'yourfirmname.law' may soon become the default web-address format for the legal profession. Across the world, law firms are now able to sign-up for the more direct .law domain. It's not all or nothing either, firms may keep their traditional .com or .com.au address as well.
How did .law come to exist?
Over the following months and years, more websites will be available to choose from customised domains. The body that regulates the internet, ICANN, ended restrictions on the types of suffixes available for use in 2011. This began a push towards more direct suffixes, which we are starting to see now.
.law became available in October last year. Registrar 'Minds + Machines' has been awarded a 10-year exclusive agreement to register the new addresses.

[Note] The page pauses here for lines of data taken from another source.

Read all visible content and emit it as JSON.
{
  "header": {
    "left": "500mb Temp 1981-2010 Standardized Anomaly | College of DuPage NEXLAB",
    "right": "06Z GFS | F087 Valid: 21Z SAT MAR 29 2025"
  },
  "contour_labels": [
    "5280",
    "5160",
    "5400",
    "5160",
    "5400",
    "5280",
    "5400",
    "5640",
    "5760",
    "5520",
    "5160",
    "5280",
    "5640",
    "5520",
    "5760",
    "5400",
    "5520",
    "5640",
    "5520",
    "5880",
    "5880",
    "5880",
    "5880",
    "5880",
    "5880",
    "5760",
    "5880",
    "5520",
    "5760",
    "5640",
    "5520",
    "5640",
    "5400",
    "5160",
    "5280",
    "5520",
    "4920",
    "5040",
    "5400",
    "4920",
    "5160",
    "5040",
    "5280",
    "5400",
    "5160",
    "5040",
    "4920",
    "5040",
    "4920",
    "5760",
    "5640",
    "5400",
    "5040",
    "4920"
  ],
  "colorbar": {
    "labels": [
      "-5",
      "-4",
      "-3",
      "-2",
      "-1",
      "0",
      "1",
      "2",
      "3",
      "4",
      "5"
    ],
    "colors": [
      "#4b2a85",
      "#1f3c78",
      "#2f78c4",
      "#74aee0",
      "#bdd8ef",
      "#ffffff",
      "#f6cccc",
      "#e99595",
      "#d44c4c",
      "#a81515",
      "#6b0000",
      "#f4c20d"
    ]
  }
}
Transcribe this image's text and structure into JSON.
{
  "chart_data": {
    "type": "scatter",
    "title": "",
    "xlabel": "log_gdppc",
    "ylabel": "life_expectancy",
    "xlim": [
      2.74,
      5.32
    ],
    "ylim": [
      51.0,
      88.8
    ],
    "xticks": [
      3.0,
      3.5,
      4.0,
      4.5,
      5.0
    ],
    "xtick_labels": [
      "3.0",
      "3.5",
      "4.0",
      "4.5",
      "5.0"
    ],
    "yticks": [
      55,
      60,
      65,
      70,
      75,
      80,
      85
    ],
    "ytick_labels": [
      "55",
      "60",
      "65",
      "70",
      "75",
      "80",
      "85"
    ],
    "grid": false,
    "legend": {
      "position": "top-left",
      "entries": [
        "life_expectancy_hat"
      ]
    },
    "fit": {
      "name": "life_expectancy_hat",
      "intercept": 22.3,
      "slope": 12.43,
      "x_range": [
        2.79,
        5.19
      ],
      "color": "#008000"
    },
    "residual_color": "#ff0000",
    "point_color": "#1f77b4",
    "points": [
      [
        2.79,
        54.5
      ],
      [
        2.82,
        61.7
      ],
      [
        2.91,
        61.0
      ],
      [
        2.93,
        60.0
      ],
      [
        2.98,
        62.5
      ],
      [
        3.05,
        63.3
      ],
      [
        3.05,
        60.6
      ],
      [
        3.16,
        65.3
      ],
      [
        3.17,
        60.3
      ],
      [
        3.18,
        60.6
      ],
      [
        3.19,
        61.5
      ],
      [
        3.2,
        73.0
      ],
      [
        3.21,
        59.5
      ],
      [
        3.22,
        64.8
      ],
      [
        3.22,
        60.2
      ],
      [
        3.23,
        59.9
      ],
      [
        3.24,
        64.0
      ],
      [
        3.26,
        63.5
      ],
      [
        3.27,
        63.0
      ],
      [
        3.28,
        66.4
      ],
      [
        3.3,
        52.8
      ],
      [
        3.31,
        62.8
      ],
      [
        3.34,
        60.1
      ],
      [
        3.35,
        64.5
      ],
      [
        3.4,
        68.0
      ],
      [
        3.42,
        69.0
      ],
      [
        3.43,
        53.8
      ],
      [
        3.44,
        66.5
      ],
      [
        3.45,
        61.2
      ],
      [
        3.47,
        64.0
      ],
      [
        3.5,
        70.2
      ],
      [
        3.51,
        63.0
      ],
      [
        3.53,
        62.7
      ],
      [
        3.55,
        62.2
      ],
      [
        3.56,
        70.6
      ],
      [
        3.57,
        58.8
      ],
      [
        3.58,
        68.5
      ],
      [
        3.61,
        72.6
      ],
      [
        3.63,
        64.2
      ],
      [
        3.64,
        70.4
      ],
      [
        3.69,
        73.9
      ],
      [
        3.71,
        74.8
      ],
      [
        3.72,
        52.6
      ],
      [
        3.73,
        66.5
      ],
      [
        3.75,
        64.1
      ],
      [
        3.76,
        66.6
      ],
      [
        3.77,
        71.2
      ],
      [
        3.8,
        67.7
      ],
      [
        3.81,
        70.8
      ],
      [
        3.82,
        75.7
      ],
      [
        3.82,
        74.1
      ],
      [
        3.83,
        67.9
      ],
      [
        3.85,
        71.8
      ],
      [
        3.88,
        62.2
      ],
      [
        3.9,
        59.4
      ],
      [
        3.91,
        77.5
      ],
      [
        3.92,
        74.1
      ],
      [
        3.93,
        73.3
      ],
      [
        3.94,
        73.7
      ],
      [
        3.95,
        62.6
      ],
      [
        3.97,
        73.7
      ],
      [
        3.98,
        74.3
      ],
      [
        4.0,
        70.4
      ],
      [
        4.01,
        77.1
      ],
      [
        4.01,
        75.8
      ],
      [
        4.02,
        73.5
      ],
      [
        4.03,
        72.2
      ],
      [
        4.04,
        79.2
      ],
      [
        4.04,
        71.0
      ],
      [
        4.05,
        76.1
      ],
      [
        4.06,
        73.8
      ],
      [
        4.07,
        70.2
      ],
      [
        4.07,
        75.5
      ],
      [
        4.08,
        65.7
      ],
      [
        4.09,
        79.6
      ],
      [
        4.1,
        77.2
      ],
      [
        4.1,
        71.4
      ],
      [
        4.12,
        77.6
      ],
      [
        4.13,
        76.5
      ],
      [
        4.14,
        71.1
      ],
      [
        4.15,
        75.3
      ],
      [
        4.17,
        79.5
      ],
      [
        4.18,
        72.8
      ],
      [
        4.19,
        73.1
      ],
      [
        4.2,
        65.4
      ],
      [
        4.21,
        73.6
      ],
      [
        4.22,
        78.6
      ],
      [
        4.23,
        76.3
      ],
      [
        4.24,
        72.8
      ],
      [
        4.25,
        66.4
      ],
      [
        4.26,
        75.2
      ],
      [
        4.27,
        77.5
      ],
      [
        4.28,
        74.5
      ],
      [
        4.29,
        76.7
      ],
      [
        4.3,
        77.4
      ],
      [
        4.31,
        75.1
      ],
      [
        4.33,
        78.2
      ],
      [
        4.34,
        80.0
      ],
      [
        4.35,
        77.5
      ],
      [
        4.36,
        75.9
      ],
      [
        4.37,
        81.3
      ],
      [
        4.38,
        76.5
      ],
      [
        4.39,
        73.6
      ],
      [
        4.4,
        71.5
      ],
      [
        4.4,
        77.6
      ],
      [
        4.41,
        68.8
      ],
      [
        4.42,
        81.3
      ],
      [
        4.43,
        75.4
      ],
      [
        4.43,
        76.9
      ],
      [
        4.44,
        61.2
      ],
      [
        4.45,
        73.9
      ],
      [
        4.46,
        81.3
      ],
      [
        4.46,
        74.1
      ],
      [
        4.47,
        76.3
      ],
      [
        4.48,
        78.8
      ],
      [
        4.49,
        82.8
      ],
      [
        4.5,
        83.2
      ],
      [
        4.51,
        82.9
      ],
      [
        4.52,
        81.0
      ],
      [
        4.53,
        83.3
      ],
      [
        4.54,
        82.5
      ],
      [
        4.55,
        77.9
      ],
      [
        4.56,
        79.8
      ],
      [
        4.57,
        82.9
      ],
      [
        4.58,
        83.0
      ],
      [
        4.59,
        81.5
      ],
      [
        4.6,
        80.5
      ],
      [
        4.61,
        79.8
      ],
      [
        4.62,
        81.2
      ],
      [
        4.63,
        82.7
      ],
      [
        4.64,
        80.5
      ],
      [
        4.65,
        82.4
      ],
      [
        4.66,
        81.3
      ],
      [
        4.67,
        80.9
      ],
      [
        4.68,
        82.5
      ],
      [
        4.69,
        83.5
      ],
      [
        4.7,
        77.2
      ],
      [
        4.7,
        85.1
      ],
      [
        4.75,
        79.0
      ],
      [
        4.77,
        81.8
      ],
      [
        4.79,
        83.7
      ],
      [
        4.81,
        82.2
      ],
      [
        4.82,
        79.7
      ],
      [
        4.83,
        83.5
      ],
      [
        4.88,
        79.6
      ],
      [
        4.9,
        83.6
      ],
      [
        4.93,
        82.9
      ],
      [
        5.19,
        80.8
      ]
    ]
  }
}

Several international top-tier firms were given free addresses to promote interest in the new domain. However most firms will have to pay a fee, starting at US$200/year.
Should my firm get an address?
.law addresses are restricted to qualified lawyers and registered legal practices. This may provide your firm a higher level of credibility among prospective clients. Additionally it helps reduce the likelihood of domain name squatters.
Further, your firm will be able to register any name available, going beyond your firm's name. For example, 'crim.law' and 'qld.law' are available at the time of writing. Prices vary depending on desirability.
A speed-bump with the new domain suffix is that it is not well known to the general public. But this presents an opportunity to snap-up desirable domain names, like the examples above, before other firms.
The decision whether to get a .law firm will ultimately come down to your legal practice's priorities. It may offer an improved web presence and image of professionalism. Like all the new web address domains, we are yet to see if they will take-off.